The maximum possible sharpness of an image is largely determined by the number of pixels used to store, display and/or print it; more pixels means smaller pixels, which can capture increased detail. Similarly, a wider bit width allows more colour differences to be rendered, and so better subtlety of tone. The number of pixels (or, more properly, the number and bit-width/colour-depth) is often called the resolution of the image. More pixels (and greater bit widths) can mean greater possible quality, but also raised memory or disk storage requirements, longer processing times and slower transmission over networks. Too few pixels (or too shallow colour depth) can result in the pixels becoming noticeable in an image, which can show "jaggies" - jagged edges to lines and loss of fine detail.
A Megapixel is a million pixels - occasionally abbreviated to Mpx or Mp. Typical digital cameras have resolutions specified in megapixels.
The "native" resolution of a camera is determined by the resolution - or number of pixels - of the image sensor, although some cameras use software to interpolate their sensor images into higher resolution pictures.

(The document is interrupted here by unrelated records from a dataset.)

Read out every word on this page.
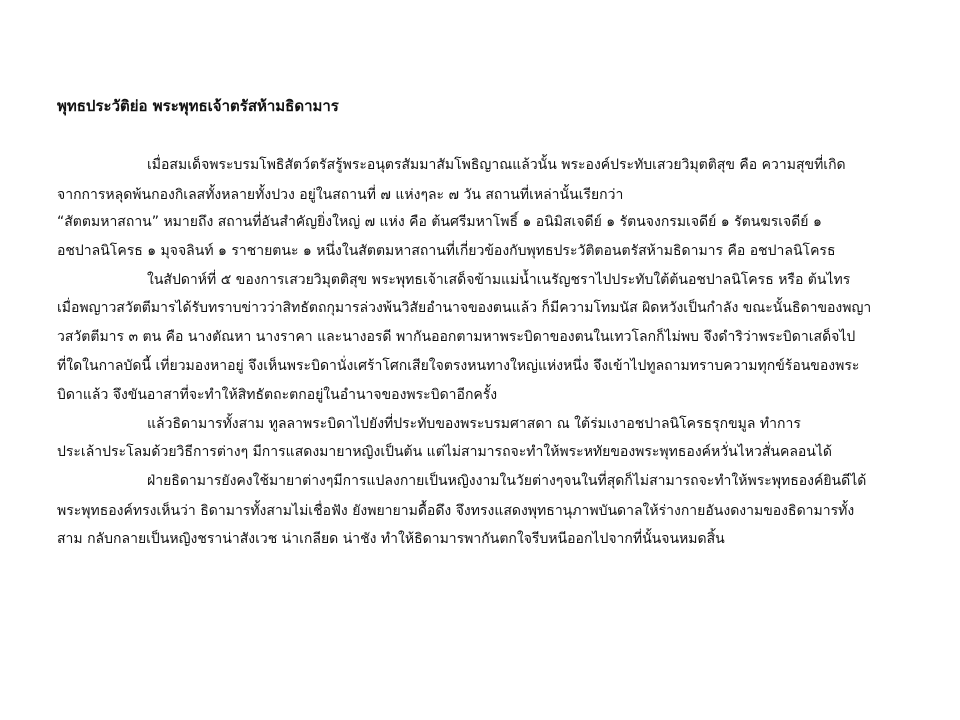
พุทธประวัติย่อ พระพุทธเจ้าตรัสห้ามธิดามาร
เมื่อสมเด็จพระบรมโพธิสัตว์ตรัสรู้พระอนุตรสัมมาสัมโพธิญาณแล้วนั้น พระองค์ประทับเสวยวิมุตติสุข คือ ความสุขที่เกิด
จากการหลุดพ้นกองกิเลสทั้งหลายทั้งปวง อยู่ในสถานที่ ๗ แห่งๆละ ๗ วัน สถานที่เหล่านั้นเรียกว่า
“สัตตมหาสถาน” หมายถึง สถานที่อันสำคัญยิ่งใหญ่ ๗ แห่ง คือ ต้นศรีมหาโพธิ์ ๑ อนิมิสเจดีย์ ๑ รัตนจงกรมเจดีย์ ๑ รัตนฆรเจดีย์ ๑
อชปาลนิโครธ ๑ มุจจลินท์ ๑ ราชายตนะ ๑ หนึ่งในสัตตมหาสถานที่เกี่ยวข้องกับพุทธประวัติตอนตรัสห้ามธิดามาร คือ อชปาลนิโครธ
ในสัปดาห์ที่ ๕ ของการเสวยวิมุตติสุข พระพุทธเจ้าเสด็จข้ามแม่น้ำเนรัญชราไปประทับใต้ต้นอชปาลนิโครธ หรือ ต้นไทร
เมื่อพญาวสวัตตีมารได้รับทราบข่าวว่าสิทธัตถกุมารล่วงพ้นวิสัยอำนาจของตนแล้ว ก็มีความโทมนัส ผิดหวังเป็นกำลัง ขณะนั้นธิดาของพญา
วสวัตตีมาร ๓ ตน คือ นางตัณหา นางราคา และนางอรดี พากันออกตามหาพระบิดาของตนในเทวโลกก็ไม่พบ จึงดำริว่าพระบิดาเสด็จไป
ที่ใดในกาลบัดนี้ เที่ยวมองหาอยู่ จึงเห็นพระบิดานั่งเศร้าโศกเสียใจตรงหนทางใหญ่แห่งหนึ่ง จึงเข้าไปทูลถามทราบความทุกข์ร้อนของพระ
บิดาแล้ว จึงขันอาสาที่จะทำให้สิทธัตถะตกอยู่ในอำนาจของพระบิดาอีกครั้ง
แล้วธิดามารทั้งสาม ทูลลาพระบิดาไปยังที่ประทับของพระบรมศาสดา ณ ใต้ร่มเงาอชปาลนิโครธรุกขมูล ทำการ
ประเล้าประโลมด้วยวิธีการต่างๆ มีการแสดงมายาหญิงเป็นต้น แต่ไม่สามารถจะทำให้พระหทัยของพระพุทธองค์หวั่นไหวสั่นคลอนได้
ฝ่ายธิดามารยังคงใช้มายาต่างๆมีการแปลงกายเป็นหญิงงามในวัยต่างๆจนในที่สุดก็ไม่สามารถจะทำให้พระพุทธองค์ยินดีได้
พระพุทธองค์ทรงเห็นว่า ธิดามารทั้งสามไม่เชื่อฟัง ยังพยายามดื้อดึง จึงทรงแสดงพุทธานุภาพบันดาลให้ร่างกายอันงดงามของธิดามารทั้ง
สาม กลับกลายเป็นหญิงชราน่าสังเวช น่าเกลียด น่าชัง ทำให้ธิดามารพากันตกใจรีบหนีออกไปจากที่นั้นจนหมดสิ้น
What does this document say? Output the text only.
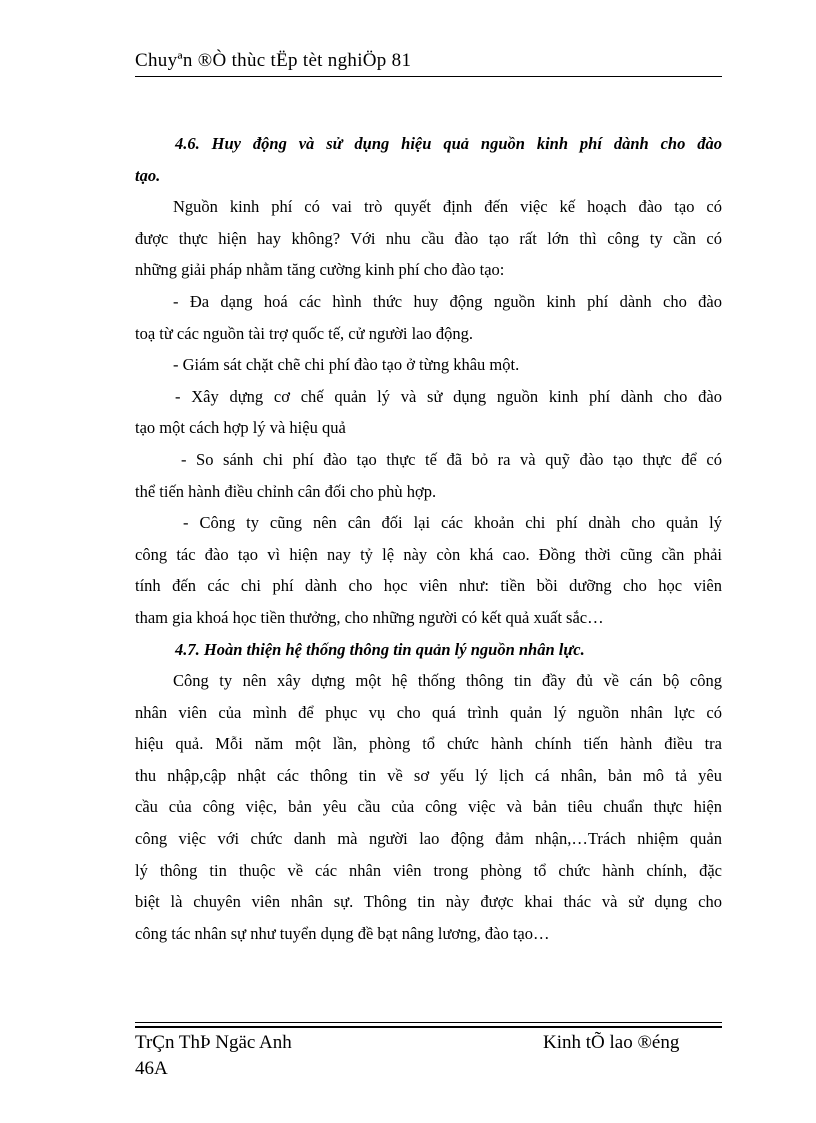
Chuyªn ®Ò thùc tËp tèt nghiÖp 81
4.6. Huy động và sử dụng hiệu quả nguồn kinh phí dành cho đào
tạo.
Nguồn kinh phí có vai trò quyết định đến việc kế hoạch đào tạo có
được thực hiện hay không? Với nhu cầu đào tạo rất lớn thì công ty cần có
những giải pháp nhằm tăng cường kinh phí cho đào tạo:
- Đa dạng hoá các hình thức huy động nguồn kinh phí dành cho đào
toạ từ các nguồn tài trợ quốc tế, cử người lao động.
- Giám sát chặt chẽ chi phí đào tạo ở từng khâu một.
- Xây dựng cơ chế quản lý và sử dụng nguồn kinh phí dành cho đào
tạo một cách hợp lý và hiệu quả
- So sánh chi phí đào tạo thực tế đã bỏ ra và quỹ đào tạo thực để có
thể tiến hành điều chỉnh cân đối cho phù hợp.
- Công ty cũng nên cân đối lại các khoản chi phí dnàh cho quản lý
công tác đào tạo vì hiện nay tỷ lệ này còn khá cao. Đồng thời cũng cần phải
tính đến các chi phí dành cho học viên như: tiền bồi dưỡng cho học viên
tham gia khoá học tiền thưởng, cho những người có kết quả xuất sắc…
4.7. Hoàn thiện hệ thống thông tin quản lý nguồn nhân lực.
Công ty nên xây dựng một hệ thống thông tin đầy đủ về cán bộ công
nhân viên của mình để phục vụ cho quá trình quản lý nguồn nhân lực có
hiệu quả. Mỗi năm một lần, phòng tổ chức hành chính tiến hành điều tra
thu nhập,cập nhật các thông tin về sơ yếu lý lịch cá nhân, bản mô tả yêu
cầu của công việc, bản yêu cầu của công việc và bản tiêu chuẩn thực hiện
công việc với chức danh mà người lao động đảm nhận,…Trách nhiệm quản
lý thông tin thuộc về các nhân viên trong phòng tổ chức hành chính, đặc
biệt là chuyên viên nhân sự. Thông tin này được khai thác và sử dụng cho
công tác nhân sự như tuyển dụng đề bạt nâng lương, đào tạo…
TrÇn ThÞ Ngäc Anh
46A
Kinh tÕ lao ®éng
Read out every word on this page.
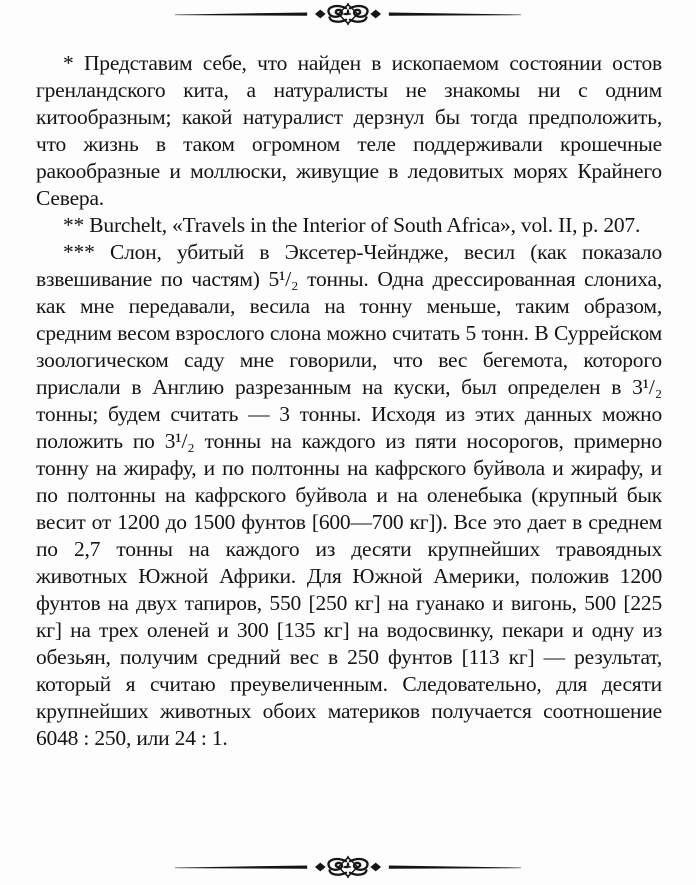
* Представим себе, что найден в ископаемом состоянии остов гренландского кита, а натуралисты не знакомы ни с одним китообразным; какой натуралист дерзнул бы тогда предположить, что жизнь в таком огромном теле поддерживали крошечные ракообразные и моллюски, живущие в ледовитых морях Крайнего Севера.

** Burchelt, «Travels in the Interior of South Africa», vol. II, p. 207.

*** Слон, убитый в Эксетер-Чейндже, весил (как показало взвешивание по частям) 5¹/₂ тонны. Одна дрессированная слониха, как мне передавали, весила на тонну меньше, таким образом, средним весом взрослого слона можно считать 5 тонн. В Суррейском зоологическом саду мне говорили, что вес бегемота, которого прислали в Англию разрезанным на куски, был определен в 3¹/₂ тонны; будем считать — 3 тонны. Исходя из этих данных можно положить по 3¹/₂ тонны на каждого из пяти носорогов, примерно тонну на жирафу, и по полтонны на кафрского буйвола и жирафу, и по полтонны на кафрского буйвола и на оленебыка (крупный бык весит от 1200 до 1500 фунтов [600—700 кг]). Все это дает в среднем по 2,7 тонны на каждого из десяти крупнейших травоядных животных Южной Африки. Для Южной Америки, положив 1200 фунтов на двух тапиров, 550 [250 кг] на гуанако и вигонь, 500 [225 кг] на трех оленей и 300 [135 кг] на водосвинку, пекари и одну из обезьян, получим средний вес в 250 фунтов [113 кг] — результат, который я считаю преувеличенным. Следовательно, для десяти крупнейших животных обоих материков получается соотношение 6048 : 250, или 24 : 1.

Pixels in an image are usually square (i.e. the same width as height), and arranged in a rectangular grid. However, there are exceptions; some computer displays (e.g. the EGA "standard") have had rectangular pixels (e.g. taller than they are wide), and some image sensors have their pixels in non-rectangular grids (e.g. the octagonal pixels of the Fuji Super CCD). These exceptions are reasonably rare - and for most purposes are usually processed into square pixels once they leave the camera.